How Bartenders Can Help Build a Better Drinking Culture

"Guilty Pleasure" seminar panelists Zoe Cormier, Iain Griffiths (Trash Tiki), Jeffrey Kluger (TIME) and Claire Smith-Warner (Belvedere).
The "Guilty Pleasure" panelists discussed the bartender's role in shaping a more productive and healthy drinking culture. From left to right: author Zoe Cormier, Iain Griffiths (Trash Tiki), Jeffrey Kluger (TIME) and Claire Smith-Warner (Belvedere). (Photo: Jennifer Mitchell Photography)

You can call it preaching to the choir, but the panelists on the Guilty Pleasure seminar at Tales on Tour Edinburgh had a few positive things to say about alcohol.

According to Zoe Cormier, whose book "Sex, Drugs & Rock n’ Roll: The Science of Hedonism" examined the reasons behind the human desire to become intoxicated, our base pursuits need not be denigrated: they are, she said, integral to what it means to be human. Jeffrey Kluger, TIME’s editor-at-large, said that “it’s undeniable that humanity would be poorer without our discovery of alcohol.” Panel host Claire Smith-Warner from Belvedere was even bolder in her enthusiasm, suggesting that the social interaction facilitated by alcohol consumption saves lives.

That, however, is not to say that we cannot all be drinking better.

“Without a shadow of a doubt,” said Cormier, “my life is richer and more interesting for having had alcohol in it; however, that being said, we need to be aware of the dangers and how the industry handles these dangers. This was a point taken up by Iain Griffiths, of Trash Tiki and Dandelyan, who said that one of his passions is driving this industry toward professionalism, and that we need to “acknowledge alcohol as the drug that it is, but do some good with it.”

But how can bartenders work toward that? “For me,” Smith-Warner told us, “it’s about responsible drinking in action.” We caught up with her to find out more.

Tell us about taking a more balanced approach to drinking alcohol.

I think that very often our industry dismisses responsible drinking guidelines because we are professionals and we consume alcohol, therefore those guidelines are not meant for us. But we still need to acknowledge the impact that alcohol can have and be more mindful of that and also really think about interesting ways to help the consumer drink responsibly. Moderation shouldn’t be a boring dictat.

How do you do that?

We can actually have a bit of fun; through low alcohol cocktails, through not using sugar in an irresponsible way, by making sure our cocktails are balanced and by using the freshest ingredients.

Zoe (Cormier) looked at how we have the ability to metabolize alcohol. That’s particular to the human race, so in a sense we are built to drink. She argues that to drink is human, so I think it’s almost inevitable that throughout your life you might experience alcohol and for me it’s important that we use the creative power of our industry to ensure that the cocktails we make are there to give the consumer greater choice. They come into our bars very often looking for inspiration, which they often find in the menu, and that menu, or the bartender’s role, is to help guide the consumer to make better choices.
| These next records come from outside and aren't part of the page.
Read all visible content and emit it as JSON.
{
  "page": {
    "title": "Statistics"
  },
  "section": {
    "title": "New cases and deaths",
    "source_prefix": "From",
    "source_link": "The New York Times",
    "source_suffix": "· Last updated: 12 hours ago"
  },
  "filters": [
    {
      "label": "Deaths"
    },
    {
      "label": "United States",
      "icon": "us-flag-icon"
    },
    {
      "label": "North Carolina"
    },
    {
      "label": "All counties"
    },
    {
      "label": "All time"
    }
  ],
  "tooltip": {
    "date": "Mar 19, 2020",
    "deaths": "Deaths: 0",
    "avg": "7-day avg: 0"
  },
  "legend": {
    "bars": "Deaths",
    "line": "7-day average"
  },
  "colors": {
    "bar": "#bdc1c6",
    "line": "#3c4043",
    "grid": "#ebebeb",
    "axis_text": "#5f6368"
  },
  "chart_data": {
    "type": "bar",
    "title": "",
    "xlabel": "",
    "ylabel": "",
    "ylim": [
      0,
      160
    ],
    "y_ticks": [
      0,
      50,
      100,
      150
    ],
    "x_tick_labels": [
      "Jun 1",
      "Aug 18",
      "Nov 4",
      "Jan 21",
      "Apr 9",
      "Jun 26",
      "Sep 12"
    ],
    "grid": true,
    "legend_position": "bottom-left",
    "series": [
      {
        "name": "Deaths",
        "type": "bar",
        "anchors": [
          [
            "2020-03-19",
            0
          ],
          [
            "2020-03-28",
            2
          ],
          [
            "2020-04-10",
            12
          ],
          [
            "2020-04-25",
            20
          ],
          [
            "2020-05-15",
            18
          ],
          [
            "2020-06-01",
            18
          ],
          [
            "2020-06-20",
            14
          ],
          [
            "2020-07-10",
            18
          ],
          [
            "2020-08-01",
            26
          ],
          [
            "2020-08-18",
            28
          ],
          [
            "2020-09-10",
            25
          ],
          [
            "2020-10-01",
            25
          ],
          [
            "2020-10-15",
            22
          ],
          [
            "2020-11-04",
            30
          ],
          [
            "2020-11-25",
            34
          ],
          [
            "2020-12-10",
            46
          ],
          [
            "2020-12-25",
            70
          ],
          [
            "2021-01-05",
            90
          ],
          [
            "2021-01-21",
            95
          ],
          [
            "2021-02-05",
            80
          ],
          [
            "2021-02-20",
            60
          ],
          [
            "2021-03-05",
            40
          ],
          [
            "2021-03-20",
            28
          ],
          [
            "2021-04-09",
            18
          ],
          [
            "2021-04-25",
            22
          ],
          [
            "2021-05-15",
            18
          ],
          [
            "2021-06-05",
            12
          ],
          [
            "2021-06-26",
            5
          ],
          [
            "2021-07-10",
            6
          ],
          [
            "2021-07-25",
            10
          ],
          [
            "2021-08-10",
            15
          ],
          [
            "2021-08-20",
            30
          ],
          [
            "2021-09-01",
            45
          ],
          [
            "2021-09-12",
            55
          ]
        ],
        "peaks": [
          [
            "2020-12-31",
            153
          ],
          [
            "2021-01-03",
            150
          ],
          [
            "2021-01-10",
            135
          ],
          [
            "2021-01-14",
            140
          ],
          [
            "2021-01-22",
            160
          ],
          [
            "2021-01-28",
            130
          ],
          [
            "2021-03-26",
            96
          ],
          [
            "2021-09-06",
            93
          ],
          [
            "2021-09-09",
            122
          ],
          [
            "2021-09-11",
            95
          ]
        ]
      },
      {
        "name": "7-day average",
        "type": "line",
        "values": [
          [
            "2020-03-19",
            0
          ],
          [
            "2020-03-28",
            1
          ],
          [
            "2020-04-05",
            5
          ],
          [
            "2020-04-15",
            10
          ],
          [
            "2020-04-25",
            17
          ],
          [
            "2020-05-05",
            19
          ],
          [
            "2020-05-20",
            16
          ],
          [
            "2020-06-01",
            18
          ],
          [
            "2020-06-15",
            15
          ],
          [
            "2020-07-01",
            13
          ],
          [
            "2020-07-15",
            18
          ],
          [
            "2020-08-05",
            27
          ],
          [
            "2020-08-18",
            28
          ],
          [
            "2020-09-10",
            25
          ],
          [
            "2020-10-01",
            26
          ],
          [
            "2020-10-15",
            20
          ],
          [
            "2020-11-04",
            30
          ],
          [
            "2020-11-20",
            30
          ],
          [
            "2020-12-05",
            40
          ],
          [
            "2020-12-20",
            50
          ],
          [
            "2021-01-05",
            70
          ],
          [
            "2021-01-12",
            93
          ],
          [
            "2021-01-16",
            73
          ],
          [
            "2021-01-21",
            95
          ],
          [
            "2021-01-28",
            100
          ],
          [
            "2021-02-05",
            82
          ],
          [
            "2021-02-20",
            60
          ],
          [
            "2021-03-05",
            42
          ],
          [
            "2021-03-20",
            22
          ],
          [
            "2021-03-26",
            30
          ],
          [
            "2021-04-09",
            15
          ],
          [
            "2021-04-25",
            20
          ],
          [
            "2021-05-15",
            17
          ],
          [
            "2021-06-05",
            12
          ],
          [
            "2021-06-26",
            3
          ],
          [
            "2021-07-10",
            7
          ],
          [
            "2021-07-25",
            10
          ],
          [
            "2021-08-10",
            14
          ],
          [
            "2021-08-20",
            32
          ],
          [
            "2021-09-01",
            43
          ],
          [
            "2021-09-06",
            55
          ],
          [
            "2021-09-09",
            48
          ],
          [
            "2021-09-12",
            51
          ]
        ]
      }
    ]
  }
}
So while acknowledging that we will no doubt drink throughout our lives, we also need to acknowledge the role that bartenders have in helping to shape the decisions that we make when we drink.

Ensure that our menus are not confusing that, where we can, we are using sugar moderately. Ensure that our drinks are well balanced, also blend fruits rather than using fruit juice because the fiber in a blended cocktail will slow down the absorption of fructose, which helps mitigate the impact on the liver; use things like coconut fat or coconut cream as another way to slow down the absorption of alcohol. There are strategies that you can put in place to help protect the consumer and ensure that drinking responsibly actually means something more than, ‘we’re not going to over-serve somebody that’s drunk.’ That is not where your responsibility starts and ends. You should be a little more proactive about that.

How did you put the panel together?

I read Zoe’s book and I wanted to explore some of the reasons why we drink and acknowledge that we have the ability to drink and so we need to acknowledge that it is likely that you will consume alcohol, so how can you do that better?

Zoe’s approach is that hedonism needs a rebrand. We often think that eating, drinking and partying are quite primal pursuits but actually there’s been a lot of positivity that comes from exploring through intoxication, whether it’s what we have discovered through LSD or some of the beautiful poetry that’s been written while poets were intoxicated. So a lot of positive things have come out of being intoxicated, but (we should) acknowledge that there are obviously adverse impacts that alcohol can have.

If only Zoe spoke, we’d all have run out and got high, but I wanted to bring it back to the science that falls on the other side of the coin that suggests that ‘yes, we can drink, but should we drink as much or should we drink in this way?’ And acknowledge what happens when we drink too much and when to know to get off the merry-go-round.

I wanted to talk about ways we can look into the responsible consumption of alcohol into other areas. And broaden our responsibility. So it’s not just about not over-serving, it goes into other areas where you can protect your customer.